Zeus’un çocuklarından biri olan Halys yani Anadolu’nun en uzun akarsuyu olan bugünkü adıyla “Kızılırmak” ile başlayalım. Kızılırmak ve diğer su kaynakları konusunda Yrd. Doç. Dr., Veli Ünsal (Ahi Evran Üniversitesi) ‘ın bir makalesinden ve yerli yabancı bazı akademik makalelerden yararlandım.[1]

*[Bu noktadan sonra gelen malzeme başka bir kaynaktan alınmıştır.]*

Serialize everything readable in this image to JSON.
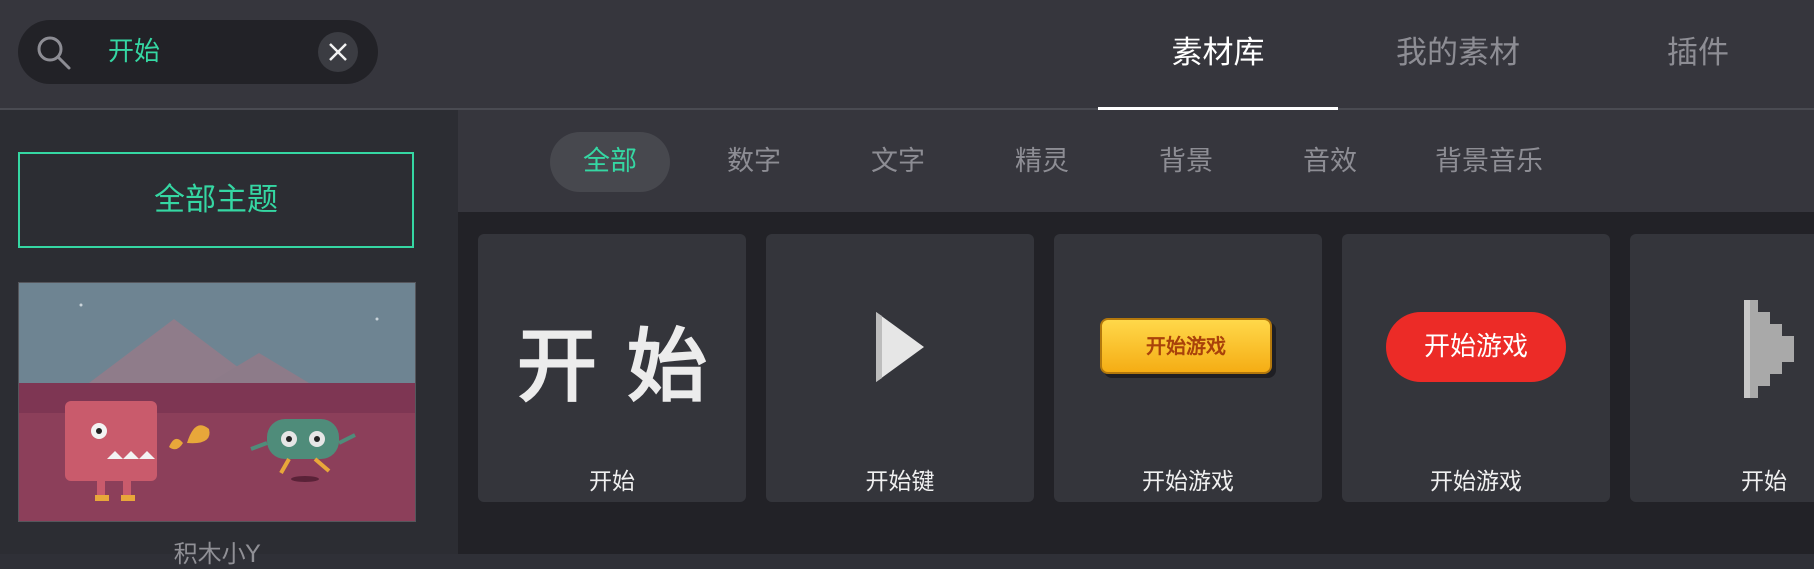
{
  "search": {
    "query": "开始",
    "search_icon": "search-icon",
    "clear_icon": "close-icon"
  },
  "tabs": [
    {
      "label": "素材库",
      "active": true
    },
    {
      "label": "我的素材",
      "active": false
    },
    {
      "label": "插件",
      "active": false
    }
  ],
  "sidebar": {
    "all_topics": "全部主题",
    "theme_label": "积木小Y"
  },
  "filters": [
    {
      "label": "全部",
      "active": true
    },
    {
      "label": "数字",
      "active": false
    },
    {
      "label": "文字",
      "active": false
    },
    {
      "label": "精灵",
      "active": false
    },
    {
      "label": "背景",
      "active": false
    },
    {
      "label": "音效",
      "active": false
    },
    {
      "label": "背景音乐",
      "active": false
    }
  ],
  "assets": [
    {
      "label": "开始",
      "thumb_text": "开始"
    },
    {
      "label": "开始键",
      "thumb_icon": "play-icon"
    },
    {
      "label": "开始游戏",
      "thumb_text": "开始游戏"
    },
    {
      "label": "开始游戏",
      "thumb_text": "开始游戏"
    },
    {
      "label": "开始",
      "thumb_icon": "pixel-arrow-icon"
    }
  ],
  "colors": {
    "accent": "#35d7a3",
    "background": "#2f3037",
    "red_button": "#ec2b27",
    "yellow_button": "#ffc52e"
  }
}
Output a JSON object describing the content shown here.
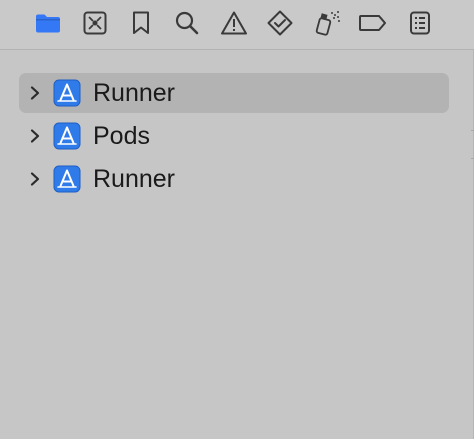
{
  "toolbar": {
    "active_color": "#3478f6",
    "icon_color": "#3a3a3a",
    "icons": [
      "folder-icon",
      "source-control-icon",
      "bookmark-icon",
      "search-icon",
      "warning-icon",
      "test-diamond-icon",
      "debug-spray-icon",
      "breakpoint-icon",
      "report-list-icon"
    ]
  },
  "navigator": {
    "items": [
      {
        "label": "Runner",
        "icon": "xcode-app-icon",
        "selected": true
      },
      {
        "label": "Pods",
        "icon": "xcode-app-icon",
        "selected": false
      },
      {
        "label": "Runner",
        "icon": "xcode-app-icon",
        "selected": false
      }
    ],
    "selection_color": "#b3b3b3",
    "app_icon_color": "#2f7bea"
  }
}
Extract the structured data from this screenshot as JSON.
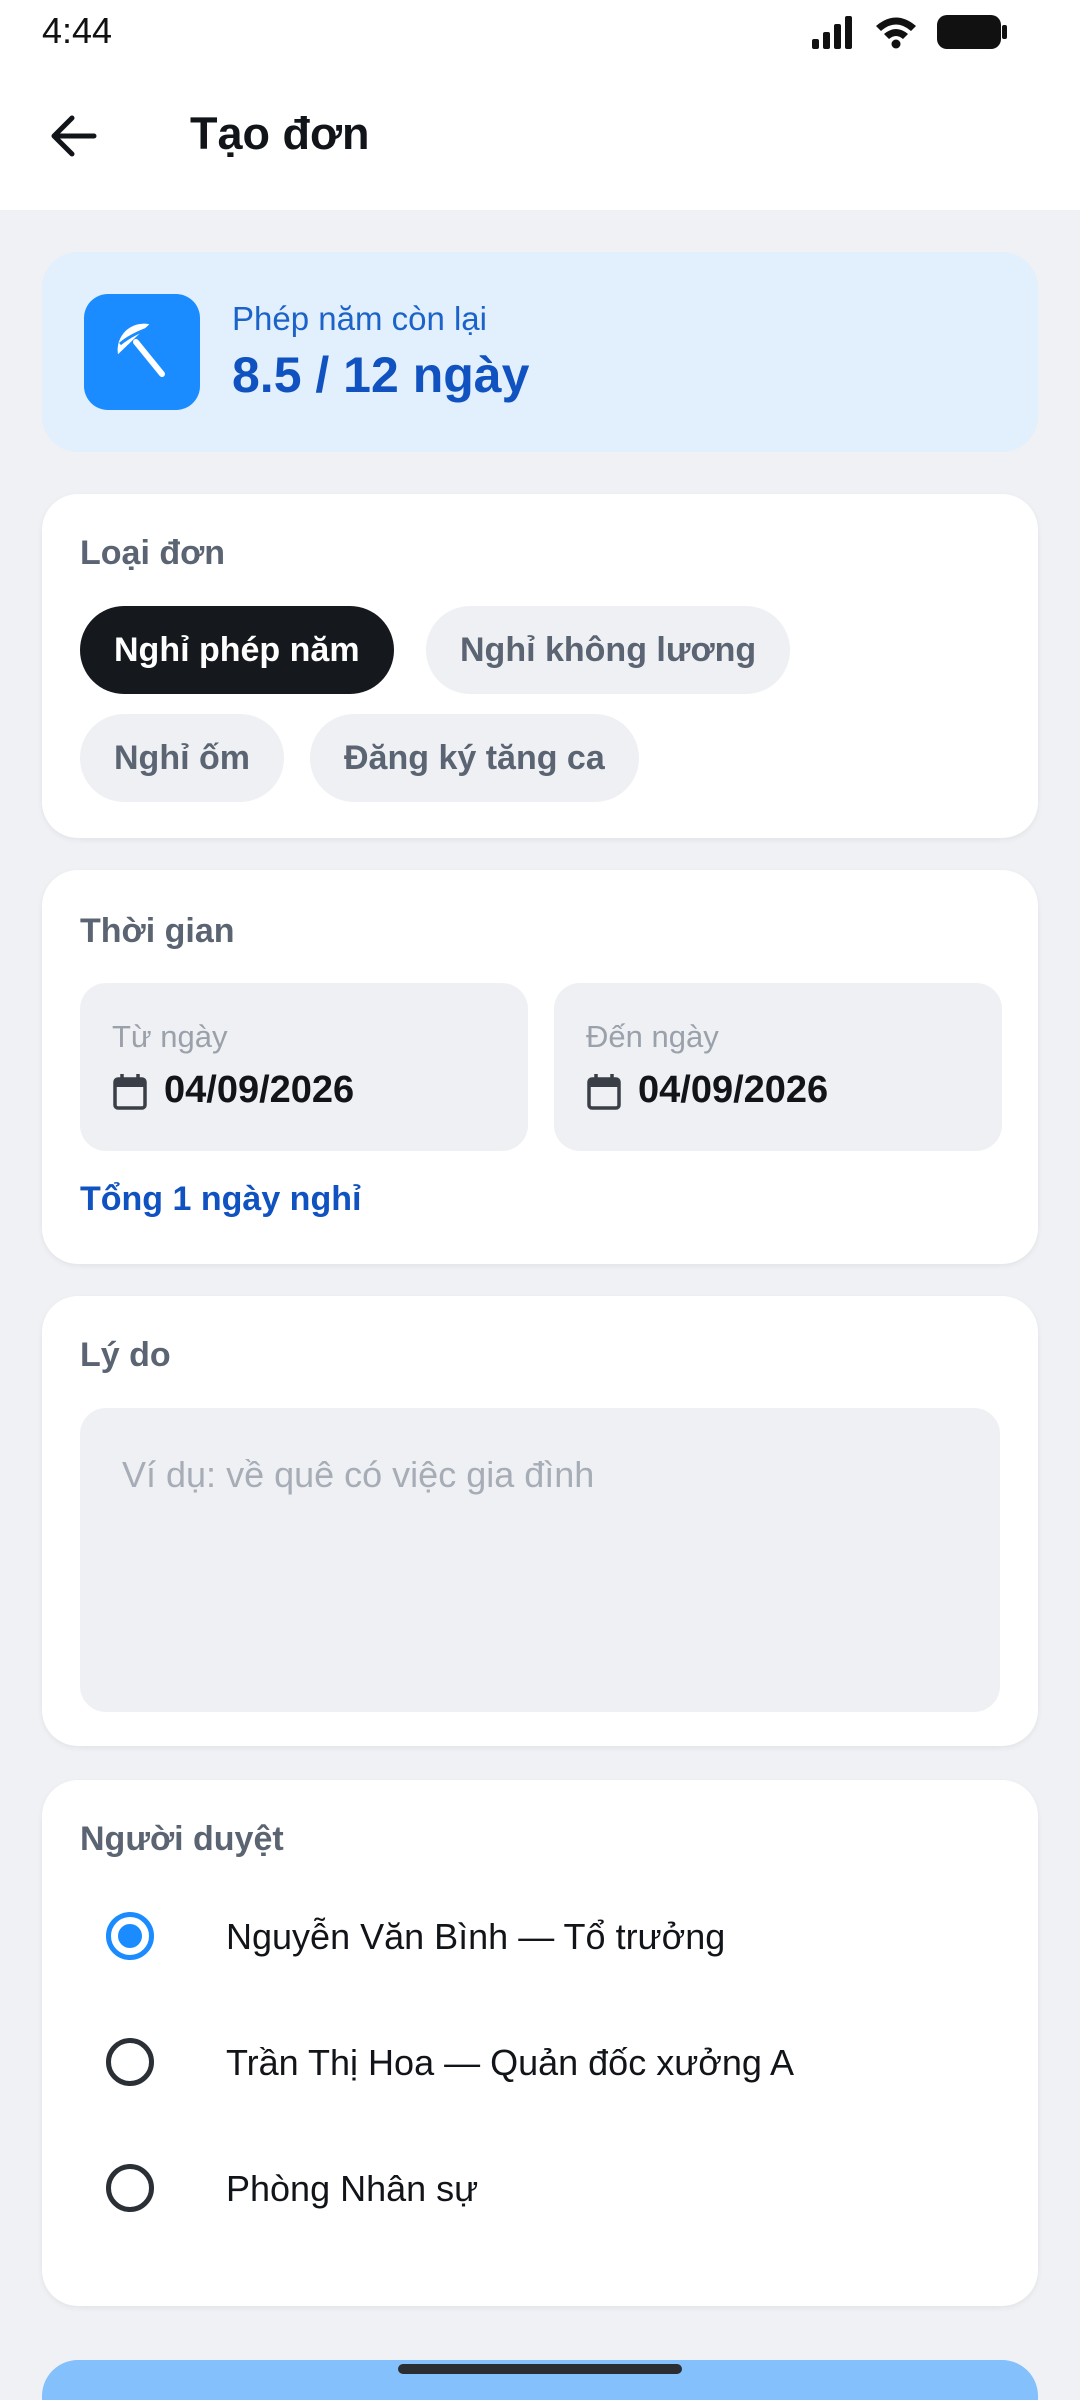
{
  "status_bar": {
    "time": "4:44"
  },
  "app_bar": {
    "title": "Tạo đơn",
    "back_icon": "arrow-left-icon"
  },
  "balance": {
    "label": "Phép năm còn lại",
    "value": "8.5 / 12 ngày",
    "icon": "umbrella-icon",
    "accent": "#1a8cff"
  },
  "leave_type": {
    "title": "Loại đơn",
    "options": [
      "Nghỉ phép năm",
      "Nghỉ không lương",
      "Nghỉ ốm",
      "Đăng ký tăng ca"
    ],
    "selected": "Nghỉ phép năm"
  },
  "time": {
    "title": "Thời gian",
    "from_label": "Từ ngày",
    "from_value": "04/09/2026",
    "to_label": "Đến ngày",
    "to_value": "04/09/2026",
    "total": "Tổng 1 ngày nghỉ"
  },
  "reason": {
    "title": "Lý do",
    "placeholder": "Ví dụ: về quê có việc gia đình",
    "value": ""
  },
  "approver": {
    "title": "Người duyệt",
    "options": [
      "Nguyễn Văn Bình — Tổ trưởng",
      "Trần Thị Hoa — Quản đốc xưởng A",
      "Phòng Nhân sự"
    ],
    "selected_index": 0
  },
  "colors": {
    "primary": "#1a8cff",
    "primary_dark": "#0f52c0",
    "chip_selected": "#15181d",
    "background": "#eff1f5"
  }
}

Kızılırmak’ın doğduğu dağlar, Orta Anadolu yaylası ile dağlık Doğu Anadolu arasında bir coğrafi geçiş bölgesidir ve oldukça engebeli bir topografik yapıya sahiptir. Kulmaç-Tecer dağ silsilesi coğrafi olarak Anadolu’nun çok önemli iki havzası olan Kızılırmak ve Fırat havzalarını birbirinden ayırır. Yukarı Kızılırmak havzasını kuzeyden Tekeli Dağı, Dumanlı Dağ, Yıldız Dağı, Çamlıbel Dağı ve Akdağlar, güneyden Beydağ, Karababa Dağı, Gürlevik Dağı, Tecer Dağı, Kulmaç Dağları, Sekidede Dağı ve Hınzır Dağı çevreler. Kızılırmak havzasının kuzeyden sınırlayan dağlar, Doğu Karadeniz dağlık kesimi ve Kelkit havzasını bakır, gümüş, kurşun ve çinko yataklarının güney uzantılarıdır ve buralardaki bazı maden yatakları MÖ. 3. binden itibaren kullanılmıştır. Kızılırmak havzasını güneyden sınırlayan dağlar da Divriği-Kangal Gürün demir yataklarının kuzey uzantılarıdır. Kızılırmak, Sivas ili İmranlı ilçesinin doğusundaki Kızıldağ’dan (3025 m.) dan başlayarak Karadeniz’e ulaşana kadar yaklaşık 1355 kilometre yol alır.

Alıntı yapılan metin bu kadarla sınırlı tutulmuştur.